What Is the Link Between Shingles and Cancer?

Shingles, or Herpes Zoster, is a painful viral infection resulting from the reactivation of the Varicella-Zoster Virus (VZV), the same virus that causes chickenpox. After an initial chickenpox infection, VZV lies dormant in the nerve ganglia, and shingles occurs when this latent virus reawakens. A connection exists between shingles and cancer: a cancer diagnosis dramatically increases the risk of a shingles outbreak, and a shingles episode can sometimes signal the presence of an underlying malignancy.

Why Cancer Patients Are Highly Susceptible to Shingles

Shingles reactivation is typically prevented by strong cell-mediated immunity, specifically T-cells, which keep the dormant VZV in check. Cancer and its treatments compromise these defenses, creating an environment where the virus can easily reactivate.

The cancer itself can directly impair immune function, particularly in hematological malignancies such as leukemia and lymphoma. Since these cancers originate in the blood-forming tissues and lymphatic system, they disrupt T-cell production and function. Patients with these cancers face a risk of developing shingles that is more than three times higher than the general population, even before treatment begins.

Systemic cancer treatments exacerbate this vulnerability. Chemotherapy, high-dose corticosteroids, and certain novel immunotherapies deplete the population of circulating T-cells. For patients with solid tumors, such as breast or lung cancer, the increased risk of shingles is largely associated with receiving chemotherapy after their diagnosis. Overall, a cancer diagnosis of any kind is associated with approximately a 40% increased risk for developing shingles.

Investigating the Link: Does Shingles Increase Cancer Risk?

Whether a shingles episode can predict a future cancer diagnosis has been the subject of several large epidemiological studies. Current evidence suggests that shingles is not a direct cause of cancer but acts as a warning sign of an underlying health issue. The immune system’s failure to suppress the VZV indicates a pre-existing state of immunosuppression, which may be due to an occult, or undiagnosed, cancer.

Studies report a slightly increased relative risk for any cancer after a shingles diagnosis, particularly within the first year. This association is strongest for hematologic malignancies, which are known to suppress the immune system in their early stages. The elevated risk for blood cancers has been observed up to two years before the actual cancer diagnosis.

The risk of being diagnosed with cancer decreases significantly the further out a patient is from the shingles episode, often returning to the baseline of the general population within two to four years. This pattern supports the theory that the cancer was already present and weakening the body’s defenses, leading to the shingles outbreak, rather than the virus itself causing the cancer. While the absolute risk of finding a hidden cancer after shingles is low (0.7% to 1.1%), an unexpected shingles diagnosis warrants a thorough medical evaluation, especially in younger individuals.

Prevention and Treatment Considerations for Immunocompromised Patients

Preventing a shingles outbreak is a concern for individuals who are immunocompromised or are about to undergo cancer treatment. The recombinant zoster vaccine (RZV, Shingrix) is the preferred method of prevention; as a non-live vaccine, it is safe for this vulnerable population, unlike the older live attenuated vaccine. RZV is recommended for all immunocompromised adults aged 18 and older, including those with solid tumors and hematologic malignancies.

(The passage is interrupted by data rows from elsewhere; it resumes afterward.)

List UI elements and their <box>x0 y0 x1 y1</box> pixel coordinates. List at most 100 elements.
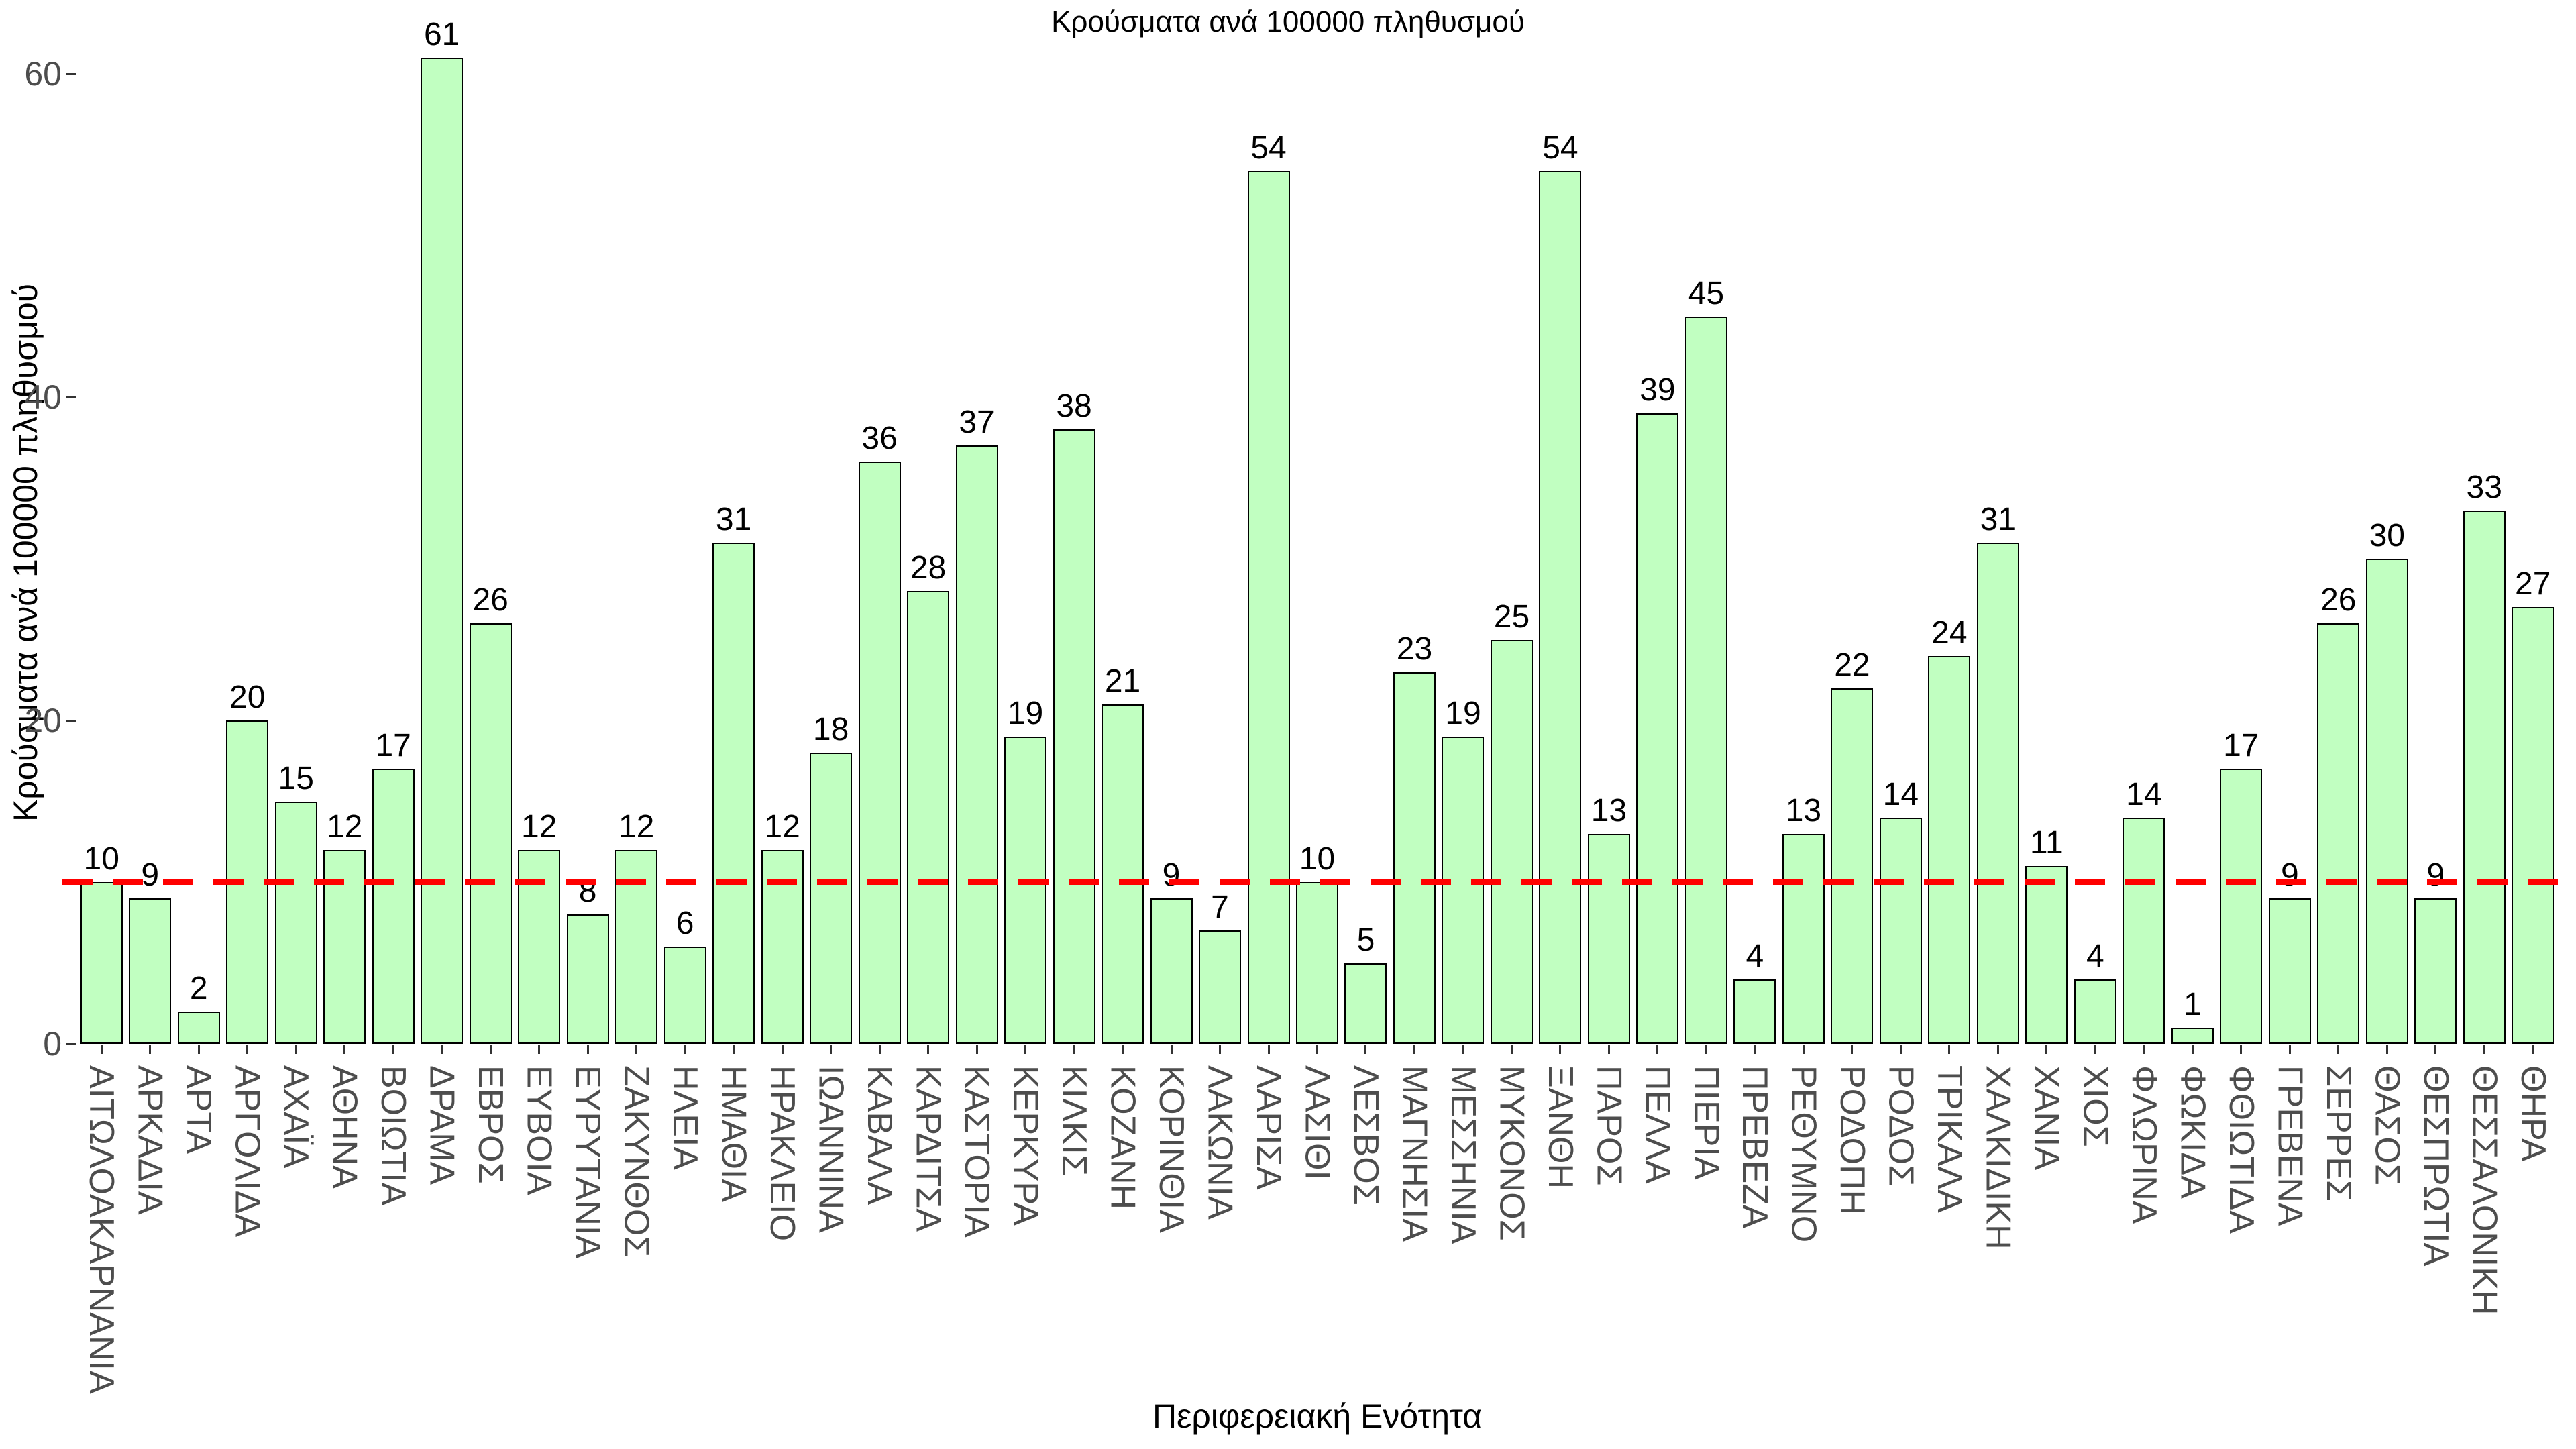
x-axis-tick <box>1802 1045 1805 1054</box>
x-axis-category-label: ΕΥΡΥΤΑΝΙΑ <box>568 1065 608 1259</box>
bar <box>274 801 317 1044</box>
bar-value-label: 31 <box>1980 501 2017 537</box>
x-axis-tick <box>2191 1045 2194 1054</box>
x-axis-category-label: ΘΗΡΑ <box>2513 1065 2553 1162</box>
x-axis-category-label: ΜΕΣΣΗΝΙΑ <box>1443 1065 1483 1244</box>
bar-value-label: 61 <box>423 16 460 52</box>
x-axis-tick <box>538 1045 541 1054</box>
bar-value-label: 7 <box>1211 890 1229 926</box>
x-axis-category-label: ΚΟΖΑΝΗ <box>1103 1065 1142 1210</box>
bar <box>2220 769 2263 1044</box>
bar-value-label: 9 <box>2426 857 2445 894</box>
x-axis-category-label: ΑΙΤΩΛΟΑΚΑΡΝΑΝΙΑ <box>82 1065 121 1394</box>
x-axis-category-label: ΑΡΓΟΛΙΔΑ <box>227 1065 267 1238</box>
x-axis-category-label: ΦΩΚΙΔΑ <box>2173 1065 2212 1199</box>
bar <box>1928 655 1971 1044</box>
bar-value-label: 19 <box>1007 696 1044 732</box>
x-axis-category-label: ΗΡΑΚΛΕΙΟ <box>763 1065 802 1242</box>
x-axis-tick <box>1316 1045 1318 1054</box>
x-axis-tick <box>1607 1045 1610 1054</box>
bar-value-label: 4 <box>1746 938 1764 974</box>
bar-value-label: 26 <box>472 582 508 619</box>
bar <box>663 947 706 1044</box>
x-axis-category-label: ΒΟΙΩΤΙΑ <box>374 1065 413 1206</box>
x-axis-tick <box>294 1045 297 1054</box>
x-axis-category-label: ΚΙΛΚΙΣ <box>1055 1065 1094 1177</box>
x-axis-category-label: ΘΕΣΠΡΩΤΙΑ <box>2416 1065 2455 1267</box>
x-axis-tick <box>1267 1045 1270 1054</box>
bar <box>421 57 464 1044</box>
x-axis-tick <box>441 1045 443 1054</box>
bar <box>1150 898 1193 1044</box>
bar-value-label: 39 <box>1640 372 1676 409</box>
x-axis-tick <box>2532 1045 2534 1054</box>
reference-line <box>62 879 2573 885</box>
x-axis-category-label: ΧΑΝΙΑ <box>2027 1065 2066 1171</box>
x-axis-category-label: ΧΑΛΚΙΔΙΚΗ <box>1978 1065 2018 1250</box>
bar <box>177 1011 220 1044</box>
x-axis-category-label: ΖΑΚΥΝΘΟΣ <box>616 1065 656 1258</box>
bar-value-label: 9 <box>2280 857 2299 894</box>
bar-value-label: 6 <box>676 906 694 942</box>
bar-value-label: 54 <box>1542 129 1578 166</box>
bar-value-label: 13 <box>1785 792 1822 828</box>
bar <box>810 753 853 1044</box>
x-axis-tick <box>1754 1045 1756 1054</box>
bar-value-label: 22 <box>1834 647 1870 683</box>
x-axis-tick <box>2094 1045 2096 1054</box>
x-axis-tick <box>1170 1045 1173 1054</box>
bar <box>1490 639 1533 1044</box>
x-axis-category-label: ΠΕΛΛΑ <box>1638 1065 1677 1184</box>
x-axis-tick <box>733 1045 735 1054</box>
bar-value-label: 38 <box>1056 388 1092 425</box>
bar <box>2171 1027 2214 1044</box>
bar-value-label: 19 <box>1445 696 1481 732</box>
y-axis-tick-label: 0 <box>43 1025 62 1063</box>
bar <box>907 591 950 1044</box>
bar-value-label: 18 <box>812 712 849 748</box>
bar-value-label: 12 <box>326 808 363 845</box>
bar-value-label: 4 <box>2086 938 2104 974</box>
x-axis-tick <box>2385 1045 2388 1054</box>
y-axis-tick <box>66 1042 76 1045</box>
bar <box>1684 316 1727 1044</box>
bar <box>1539 170 1582 1044</box>
bar-value-label: 25 <box>1493 598 1530 635</box>
bar-value-label: 14 <box>2126 776 2162 812</box>
x-axis-category-label: ΕΥΒΟΙΑ <box>519 1065 559 1195</box>
bar <box>2025 865 2068 1044</box>
x-axis-tick <box>2483 1045 2485 1054</box>
bar-value-label: 10 <box>1299 841 1336 877</box>
x-axis-tick <box>392 1045 394 1054</box>
bar-value-label: 11 <box>2029 824 2063 861</box>
bar-value-label: 17 <box>375 728 411 764</box>
x-axis-tick <box>2240 1045 2243 1054</box>
x-axis-category-label: ΣΕΡΡΕΣ <box>2318 1065 2358 1202</box>
x-axis-category-label: ΛΕΣΒΟΣ <box>1346 1065 1385 1205</box>
x-axis-tick <box>149 1045 152 1054</box>
x-axis-tick <box>1705 1045 1707 1054</box>
x-axis-category-label: ΑΡΚΑΔΙΑ <box>130 1065 170 1215</box>
x-axis-title: Περιφερειακή Ενότητα <box>1152 1397 1483 1435</box>
bar <box>1976 542 2019 1044</box>
x-axis-tick <box>1073 1045 1075 1054</box>
y-axis-tick-label: 60 <box>24 55 62 93</box>
x-axis-category-label: ΘΑΣΟΣ <box>2367 1065 2407 1185</box>
x-axis-category-label: ΠΡΕΒΕΖΑ <box>1735 1065 1774 1228</box>
bar <box>372 769 415 1044</box>
x-axis-tick <box>684 1045 686 1054</box>
x-axis-category-label: ΡΕΘΥΜΝΟ <box>1784 1065 1823 1243</box>
x-axis-category-label: ΘΕΣΣΑΛΟΝΙΚΗ <box>2465 1065 2504 1316</box>
bar-value-label: 36 <box>861 421 898 457</box>
x-axis-tick <box>343 1045 346 1054</box>
bar-value-label: 28 <box>910 550 947 586</box>
bar <box>2317 623 2360 1044</box>
bar <box>712 542 755 1044</box>
x-axis-category-label: ΛΑΣΙΘΙ <box>1297 1065 1337 1180</box>
bar <box>469 623 512 1044</box>
bar-value-label: 12 <box>618 808 655 845</box>
x-axis-category-label: ΛΑΚΩΝΙΑ <box>1200 1065 1240 1220</box>
bar-value-label: 15 <box>278 760 314 796</box>
bar <box>1831 688 1874 1044</box>
bar <box>1879 817 1922 1044</box>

The vaccination schedule involves two doses administered intramuscularly. For immunocompromised individuals, the second dose can be given more quickly, between one and two months after the first dose, to achieve full protection sooner. Ideally, the two-dose series should be completed at least 14 days before starting any intensive immunosuppressive therapy, such as chemotherapy. If vaccination prior to treatment is not possible, it may be administered when immunosuppression is anticipated to be at its lowest point, with a medical team’s guidance.

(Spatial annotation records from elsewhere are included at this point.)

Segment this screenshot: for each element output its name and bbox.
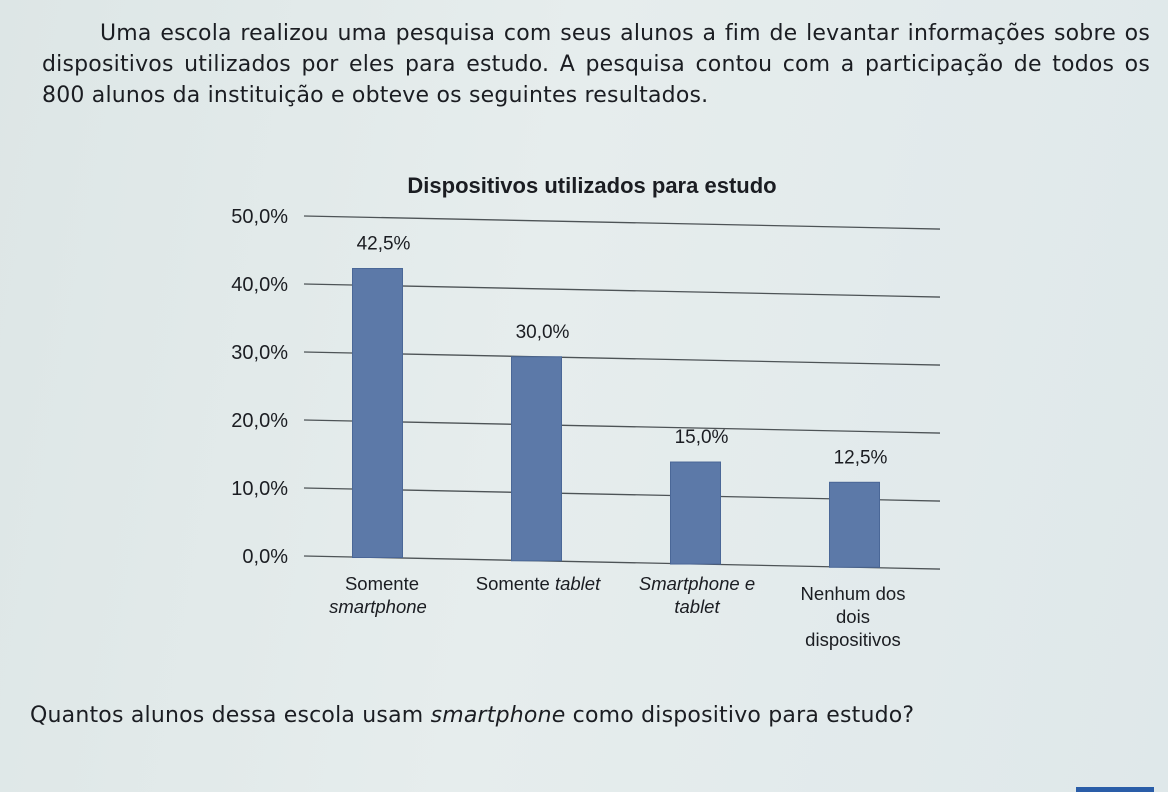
bar: [511, 356, 562, 562]
x-category-label-part: tablet: [555, 573, 601, 594]
question-text: Quantos alunos dessa escola usam smartph…: [30, 700, 914, 731]
y-tick-label: 10,0%: [231, 478, 288, 500]
gridline: [303, 215, 941, 230]
chart-title: Dispositivos utilizados para estudo: [407, 173, 776, 198]
data-label: 30,0%: [516, 322, 570, 343]
gridline: [303, 351, 941, 366]
question-emphasis: smartphone: [430, 703, 566, 728]
x-category-label-part: Somente: [476, 573, 555, 594]
y-tick-label: 30,0%: [231, 342, 288, 364]
x-category-label: smartphone: [329, 596, 427, 617]
y-tick-label: 50,0%: [231, 206, 288, 228]
question-after: como dispositivo para estudo?: [565, 703, 915, 728]
data-label: 15,0%: [675, 427, 729, 448]
x-category-label: Smartphone e: [639, 573, 755, 594]
intro-paragraph: Uma escola realizou uma pesquisa com seu…: [42, 21, 1150, 108]
bottom-accent-bar: [1076, 787, 1154, 792]
y-tick-label: 20,0%: [231, 410, 288, 432]
x-category-label: Nenhum dos: [801, 583, 906, 604]
data-label: 42,5%: [357, 234, 411, 255]
question-before: Quantos alunos dessa escola usam: [30, 703, 431, 728]
x-category-label: dispositivos: [805, 629, 901, 650]
y-tick-label: 40,0%: [231, 274, 288, 296]
gridline: [303, 283, 941, 298]
y-tick-label: 0,0%: [242, 546, 288, 568]
x-category-label: Somente: [345, 573, 419, 594]
x-category-label: tablet: [674, 596, 720, 617]
bar: [352, 268, 403, 559]
x-category-label: dois: [836, 606, 870, 627]
bar: [670, 461, 721, 565]
data-label: 12,5%: [834, 447, 888, 468]
bar: [829, 481, 880, 568]
gridline: [303, 419, 941, 434]
x-category-label: Somente tablet: [476, 573, 601, 594]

When shingles occurs in a patient with cancer, antiviral treatment is required to prevent severe complications, such as disseminated disease or Postherpetic Neuralgia (PHN). For severe or extensive infections, intravenous (IV) acyclovir is the standard of care, administered at a dose of 10 to 15 milligrams per kilogram every eight hours for seven to ten days. This IV route ensures high drug concentrations to combat the virus effectively in a compromised system.

For less severe, localized cases, high-dose oral therapy may be considered. Oral valacyclovir, at a dose of 2 grams three times daily, can achieve plasma levels of the active drug that are comparable to those reached with IV acyclovir. Oral acyclovir (800 mg five times daily) or famciclovir (500 mg three times daily) are also options. The duration of treatment in an immunocompromised patient is often extended beyond the typical seven days, continuing until all lesions have fully crusted over, ensuring the virus is fully suppressed.